The Moisant Aviation School was a school in the early days of aviation founded by Alfred Moisant at Hempstead, Long Island, New York. Alfred and his brother John Bevins Moisant formed the Moisant International Aviators, a flying circus which toured the United States, Mexico and El Salvador. John had learned to fly in France with Louis Bleriot but died in 1910 in an accident.
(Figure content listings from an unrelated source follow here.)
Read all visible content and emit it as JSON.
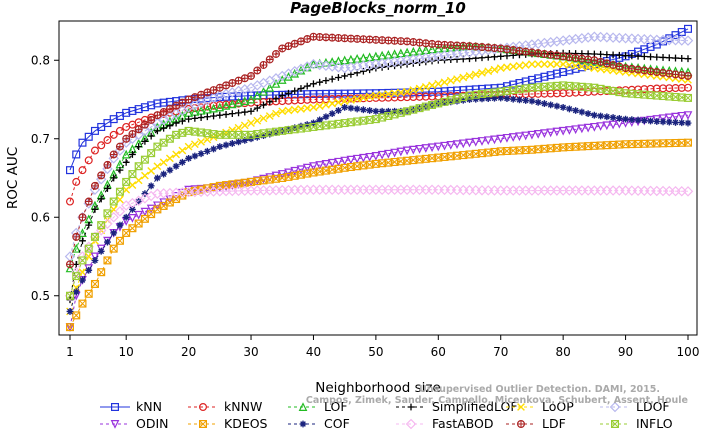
{
  "chart_data": {
    "type": "line",
    "title": "PageBlocks_norm_10",
    "xlabel": "Neighborhood size",
    "ylabel": "ROC AUC",
    "xlim": [
      1,
      100
    ],
    "ylim": [
      0.45,
      0.85
    ],
    "xticks": [
      1,
      10,
      20,
      30,
      40,
      50,
      60,
      70,
      80,
      90,
      100
    ],
    "yticks": [
      0.5,
      0.6,
      0.7,
      0.8
    ],
    "grid": false,
    "legend_position": "bottom",
    "watermark": [
      "Unsupervised Outlier Detection. DAMI, 2015.",
      "Campos, Zimek, Sander, Campello, Micenkova, Schubert, Assent, Houle"
    ],
    "series": [
      {
        "name": "kNN",
        "color": "#2233dd",
        "marker": "square",
        "dash": "none",
        "points": [
          [
            1,
            0.66
          ],
          [
            2,
            0.68
          ],
          [
            3,
            0.695
          ],
          [
            5,
            0.71
          ],
          [
            8,
            0.725
          ],
          [
            10,
            0.733
          ],
          [
            15,
            0.745
          ],
          [
            20,
            0.75
          ],
          [
            25,
            0.753
          ],
          [
            30,
            0.755
          ],
          [
            40,
            0.757
          ],
          [
            50,
            0.758
          ],
          [
            60,
            0.76
          ],
          [
            70,
            0.765
          ],
          [
            75,
            0.775
          ],
          [
            80,
            0.785
          ],
          [
            85,
            0.795
          ],
          [
            90,
            0.805
          ],
          [
            95,
            0.82
          ],
          [
            100,
            0.84
          ]
        ]
      },
      {
        "name": "kNNW",
        "color": "#dd2222",
        "marker": "circle",
        "dash": "dash",
        "points": [
          [
            1,
            0.62
          ],
          [
            2,
            0.645
          ],
          [
            3,
            0.66
          ],
          [
            5,
            0.685
          ],
          [
            8,
            0.705
          ],
          [
            10,
            0.715
          ],
          [
            15,
            0.73
          ],
          [
            20,
            0.738
          ],
          [
            25,
            0.743
          ],
          [
            30,
            0.746
          ],
          [
            40,
            0.75
          ],
          [
            50,
            0.752
          ],
          [
            60,
            0.754
          ],
          [
            70,
            0.756
          ],
          [
            80,
            0.758
          ],
          [
            90,
            0.762
          ],
          [
            95,
            0.764
          ],
          [
            100,
            0.765
          ]
        ]
      },
      {
        "name": "LOF",
        "color": "#22bb22",
        "marker": "triangle",
        "dash": "dash",
        "points": [
          [
            1,
            0.535
          ],
          [
            2,
            0.56
          ],
          [
            3,
            0.58
          ],
          [
            5,
            0.615
          ],
          [
            8,
            0.655
          ],
          [
            10,
            0.68
          ],
          [
            15,
            0.715
          ],
          [
            20,
            0.733
          ],
          [
            25,
            0.74
          ],
          [
            30,
            0.75
          ],
          [
            35,
            0.775
          ],
          [
            40,
            0.795
          ],
          [
            45,
            0.8
          ],
          [
            50,
            0.805
          ],
          [
            55,
            0.81
          ],
          [
            60,
            0.815
          ],
          [
            65,
            0.818
          ],
          [
            70,
            0.815
          ],
          [
            75,
            0.81
          ],
          [
            80,
            0.805
          ],
          [
            85,
            0.798
          ],
          [
            90,
            0.792
          ],
          [
            95,
            0.788
          ],
          [
            100,
            0.785
          ]
        ]
      },
      {
        "name": "SimplifiedLOF",
        "color": "#000000",
        "marker": "plus",
        "dash": "dash",
        "points": [
          [
            1,
            0.495
          ],
          [
            2,
            0.54
          ],
          [
            3,
            0.57
          ],
          [
            5,
            0.61
          ],
          [
            8,
            0.65
          ],
          [
            10,
            0.67
          ],
          [
            12,
            0.69
          ],
          [
            15,
            0.71
          ],
          [
            18,
            0.72
          ],
          [
            20,
            0.725
          ],
          [
            25,
            0.73
          ],
          [
            30,
            0.735
          ],
          [
            35,
            0.755
          ],
          [
            40,
            0.77
          ],
          [
            45,
            0.78
          ],
          [
            50,
            0.79
          ],
          [
            55,
            0.795
          ],
          [
            60,
            0.8
          ],
          [
            65,
            0.802
          ],
          [
            70,
            0.805
          ],
          [
            75,
            0.808
          ],
          [
            80,
            0.809
          ],
          [
            85,
            0.808
          ],
          [
            90,
            0.806
          ],
          [
            95,
            0.804
          ],
          [
            100,
            0.802
          ]
        ]
      },
      {
        "name": "LoOP",
        "color": "#ffdd00",
        "marker": "x",
        "dash": "dash",
        "points": [
          [
            1,
            0.48
          ],
          [
            2,
            0.51
          ],
          [
            3,
            0.53
          ],
          [
            5,
            0.57
          ],
          [
            8,
            0.61
          ],
          [
            10,
            0.635
          ],
          [
            15,
            0.665
          ],
          [
            20,
            0.69
          ],
          [
            25,
            0.705
          ],
          [
            30,
            0.72
          ],
          [
            35,
            0.735
          ],
          [
            40,
            0.74
          ],
          [
            45,
            0.748
          ],
          [
            50,
            0.755
          ],
          [
            55,
            0.76
          ],
          [
            60,
            0.77
          ],
          [
            65,
            0.78
          ],
          [
            70,
            0.79
          ],
          [
            75,
            0.795
          ],
          [
            80,
            0.795
          ],
          [
            85,
            0.79
          ],
          [
            90,
            0.785
          ],
          [
            95,
            0.78
          ],
          [
            100,
            0.775
          ]
        ]
      },
      {
        "name": "LDOF",
        "color": "#b8b8ee",
        "marker": "diamond",
        "dash": "dash",
        "points": [
          [
            1,
            0.55
          ],
          [
            2,
            0.58
          ],
          [
            3,
            0.6
          ],
          [
            5,
            0.635
          ],
          [
            8,
            0.675
          ],
          [
            10,
            0.695
          ],
          [
            15,
            0.72
          ],
          [
            20,
            0.74
          ],
          [
            25,
            0.755
          ],
          [
            30,
            0.765
          ],
          [
            35,
            0.78
          ],
          [
            40,
            0.795
          ],
          [
            45,
            0.79
          ],
          [
            50,
            0.795
          ],
          [
            55,
            0.8
          ],
          [
            60,
            0.805
          ],
          [
            65,
            0.81
          ],
          [
            70,
            0.815
          ],
          [
            75,
            0.82
          ],
          [
            80,
            0.825
          ],
          [
            85,
            0.83
          ],
          [
            90,
            0.828
          ],
          [
            95,
            0.826
          ],
          [
            100,
            0.825
          ]
        ]
      },
      {
        "name": "ODIN",
        "color": "#9933dd",
        "marker": "triangle-down",
        "dash": "dash",
        "points": [
          [
            1,
            0.46
          ],
          [
            2,
            0.5
          ],
          [
            3,
            0.52
          ],
          [
            5,
            0.55
          ],
          [
            8,
            0.58
          ],
          [
            10,
            0.595
          ],
          [
            15,
            0.615
          ],
          [
            20,
            0.635
          ],
          [
            25,
            0.638
          ],
          [
            30,
            0.645
          ],
          [
            35,
            0.655
          ],
          [
            40,
            0.665
          ],
          [
            45,
            0.672
          ],
          [
            50,
            0.678
          ],
          [
            55,
            0.685
          ],
          [
            60,
            0.69
          ],
          [
            65,
            0.695
          ],
          [
            70,
            0.7
          ],
          [
            75,
            0.705
          ],
          [
            80,
            0.71
          ],
          [
            85,
            0.715
          ],
          [
            90,
            0.72
          ],
          [
            95,
            0.725
          ],
          [
            100,
            0.73
          ]
        ]
      },
      {
        "name": "KDEOS",
        "color": "#f0a000",
        "marker": "square-x",
        "dash": "dash",
        "points": [
          [
            1,
            0.46
          ],
          [
            2,
            0.475
          ],
          [
            3,
            0.49
          ],
          [
            5,
            0.515
          ],
          [
            8,
            0.56
          ],
          [
            10,
            0.58
          ],
          [
            15,
            0.61
          ],
          [
            20,
            0.632
          ],
          [
            25,
            0.64
          ],
          [
            30,
            0.645
          ],
          [
            35,
            0.65
          ],
          [
            40,
            0.657
          ],
          [
            45,
            0.663
          ],
          [
            50,
            0.668
          ],
          [
            55,
            0.672
          ],
          [
            60,
            0.676
          ],
          [
            65,
            0.68
          ],
          [
            70,
            0.684
          ],
          [
            75,
            0.686
          ],
          [
            80,
            0.689
          ],
          [
            85,
            0.691
          ],
          [
            90,
            0.693
          ],
          [
            95,
            0.694
          ],
          [
            100,
            0.695
          ]
        ]
      },
      {
        "name": "COF",
        "color": "#1a237e",
        "marker": "asterisk",
        "dash": "dash",
        "points": [
          [
            1,
            0.48
          ],
          [
            2,
            0.505
          ],
          [
            3,
            0.52
          ],
          [
            5,
            0.545
          ],
          [
            8,
            0.58
          ],
          [
            10,
            0.6
          ],
          [
            15,
            0.65
          ],
          [
            20,
            0.675
          ],
          [
            25,
            0.69
          ],
          [
            30,
            0.7
          ],
          [
            35,
            0.71
          ],
          [
            40,
            0.72
          ],
          [
            45,
            0.74
          ],
          [
            50,
            0.735
          ],
          [
            55,
            0.735
          ],
          [
            60,
            0.745
          ],
          [
            65,
            0.75
          ],
          [
            70,
            0.752
          ],
          [
            75,
            0.748
          ],
          [
            80,
            0.74
          ],
          [
            85,
            0.73
          ],
          [
            90,
            0.725
          ],
          [
            95,
            0.722
          ],
          [
            100,
            0.72
          ]
        ]
      },
      {
        "name": "FastABOD",
        "color": "#f5b8f0",
        "marker": "diamond",
        "dash": "dash",
        "points": [
          [
            1,
            0.5
          ],
          [
            2,
            0.53
          ],
          [
            3,
            0.55
          ],
          [
            5,
            0.575
          ],
          [
            8,
            0.6
          ],
          [
            10,
            0.615
          ],
          [
            15,
            0.63
          ],
          [
            20,
            0.632
          ],
          [
            30,
            0.634
          ],
          [
            40,
            0.635
          ],
          [
            50,
            0.635
          ],
          [
            60,
            0.635
          ],
          [
            70,
            0.634
          ],
          [
            80,
            0.634
          ],
          [
            90,
            0.634
          ],
          [
            100,
            0.633
          ]
        ]
      },
      {
        "name": "LDF",
        "color": "#aa2222",
        "marker": "circle-plus",
        "dash": "dash",
        "points": [
          [
            1,
            0.54
          ],
          [
            2,
            0.575
          ],
          [
            3,
            0.6
          ],
          [
            5,
            0.64
          ],
          [
            8,
            0.68
          ],
          [
            10,
            0.7
          ],
          [
            15,
            0.73
          ],
          [
            20,
            0.75
          ],
          [
            25,
            0.765
          ],
          [
            30,
            0.78
          ],
          [
            35,
            0.815
          ],
          [
            40,
            0.83
          ],
          [
            45,
            0.828
          ],
          [
            50,
            0.826
          ],
          [
            55,
            0.824
          ],
          [
            60,
            0.82
          ],
          [
            65,
            0.818
          ],
          [
            70,
            0.815
          ],
          [
            75,
            0.81
          ],
          [
            80,
            0.805
          ],
          [
            85,
            0.8
          ],
          [
            90,
            0.79
          ],
          [
            95,
            0.785
          ],
          [
            100,
            0.78
          ]
        ]
      },
      {
        "name": "INFLO",
        "color": "#99cc33",
        "marker": "square-x",
        "dash": "dash",
        "points": [
          [
            1,
            0.5
          ],
          [
            2,
            0.525
          ],
          [
            3,
            0.545
          ],
          [
            5,
            0.575
          ],
          [
            8,
            0.62
          ],
          [
            10,
            0.645
          ],
          [
            12,
            0.665
          ],
          [
            15,
            0.69
          ],
          [
            18,
            0.705
          ],
          [
            20,
            0.71
          ],
          [
            25,
            0.705
          ],
          [
            30,
            0.705
          ],
          [
            35,
            0.71
          ],
          [
            40,
            0.715
          ],
          [
            45,
            0.72
          ],
          [
            50,
            0.725
          ],
          [
            55,
            0.735
          ],
          [
            60,
            0.745
          ],
          [
            65,
            0.755
          ],
          [
            70,
            0.76
          ],
          [
            75,
            0.765
          ],
          [
            80,
            0.768
          ],
          [
            85,
            0.765
          ],
          [
            90,
            0.758
          ],
          [
            95,
            0.755
          ],
          [
            100,
            0.752
          ]
        ]
      }
    ]
  }
}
The school had six Bleriot monoplanes equipped with 50 horse power Gnome motors.

Many early aviators learned to fly or perfected their skills at this school, among them Harriet Quimby first American pilot, Matilde E. Moisant, John's and Alfred's sister and the second woman to obtain a pilot's license in the United States, the Aldasoro brothers Juan Pablo and Eduardo, two Mexican pilots who had started to fly gliders in 1909, Dante Nannini Sandoval, first Guatemalan Pilot, and Bernetta Adams Miller, the fifth licensed woman pilot in the U.S.  Under the auspices of the school, Bernetta Miller demonstrated the Moisant/Bleriot monoplane to the U.S. Army in October, 1912, and subsequently made an unsuccessful attempt on the women's altitude record.

An instructor at the school, Albert Jewell disappeared on 13 October 1913 on flight from the Hempstead airfield to Oakwood, Staten Island, NY to take part in an air race; he is assumed to have come down at sea off the south shore of Long Island.